On the 6th April, new measures were introduced to penalise residential landlords who aren’t compliant with duties set out by housing legislation, notably the Housing Act 2004. Although no new obligations have been introduced, the consequences of neglecting existing ones have been significantly increased.
Local authorities now have the power to impose direct financial penalties on landlords who breach the Act, rather than having to bring a prosecution, up to £30,000 for each offence. They also have extra powers to impose rent repayment orders (RROs).

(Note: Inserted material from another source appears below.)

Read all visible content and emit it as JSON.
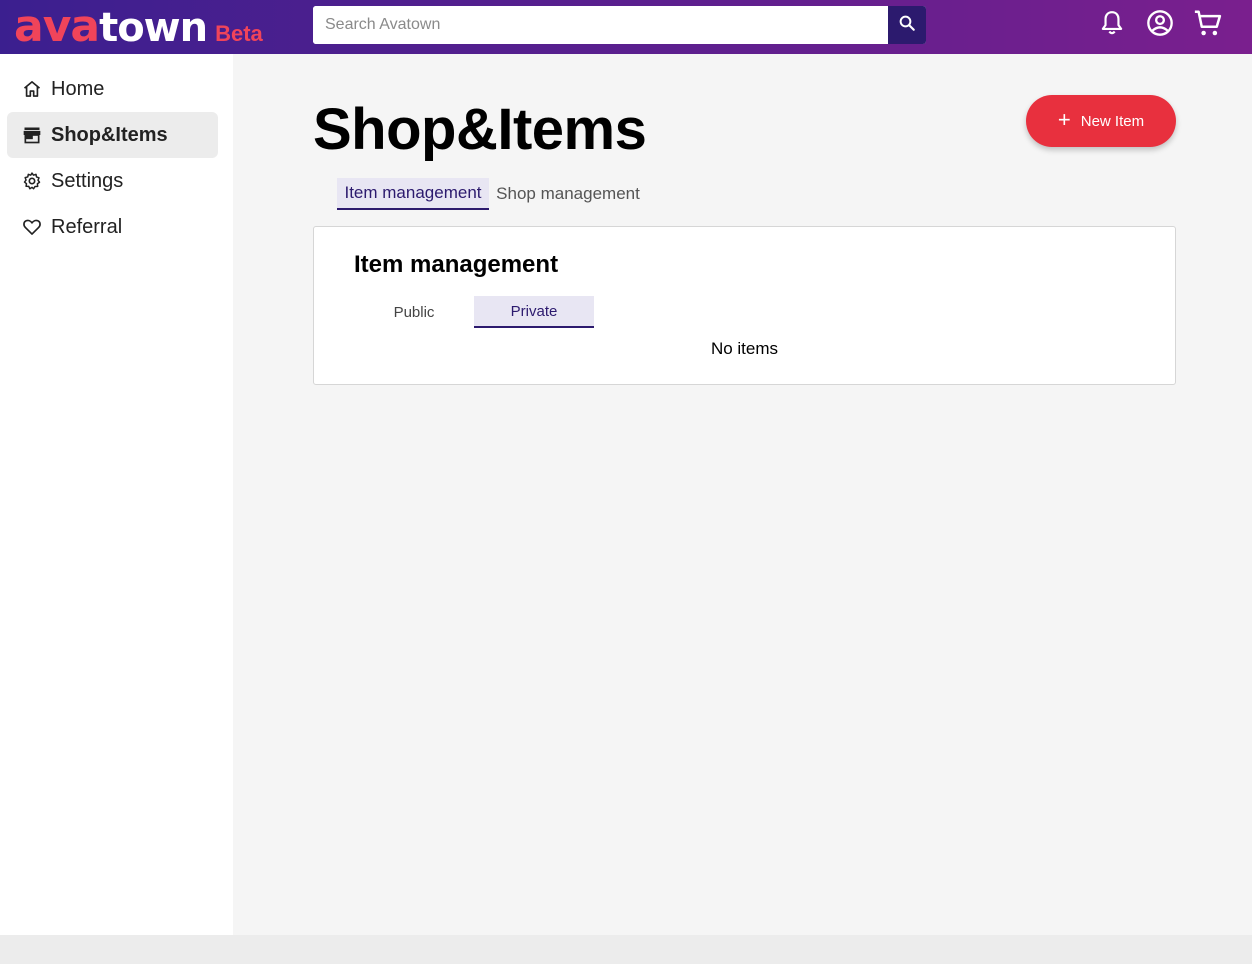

These measures are already in force, but from October the government is planning to bring in banning orders against landlords, property managers and letting agencies. In the event of a conviction for certain offences, which haven’t yet been specified, the local authority can impose a twelve-month ban on letting property or acting as a letting agency or property manager. Penalties for breaching a banning order can include a prison sentence.
Obviously, this makes it even more vital than before for residential landlords to familiarise themselves with their obligations. Whether you have a large portfolio or a single property, make sure you leave no opportunity for any of these penalties to be brought against you. The best thing is to take legal advice, but you’re very welcome to get in touch for a chat about your options.
The New Tax Year
Since the 6th, we’ve been into the new tax year. If you’ve ever wondered why it falls on such a strange date, it all goes back to when the calendar was changed in 1752, moving the date of new year and cancelling eleven days to get us back in sync with the sun. So we could say that HMRC are still living in the 18th century.
Regardless of that, it’s a good time to remind everyone that paying your taxes isn’t an optional extra. HMRC doesn’t accept excuses, and outstanding taxes are among the most serious kind of debt you can get into, for one thing because the penalties for non-payment can be severe. Even if you escape prosecution, you could very easily find yourself in a position where the only option is insolvency.
None of us like paying taxes, but it’s one of the two great inevitabilities of life. So protect yourself by making sure your debt to the government is your number one priority.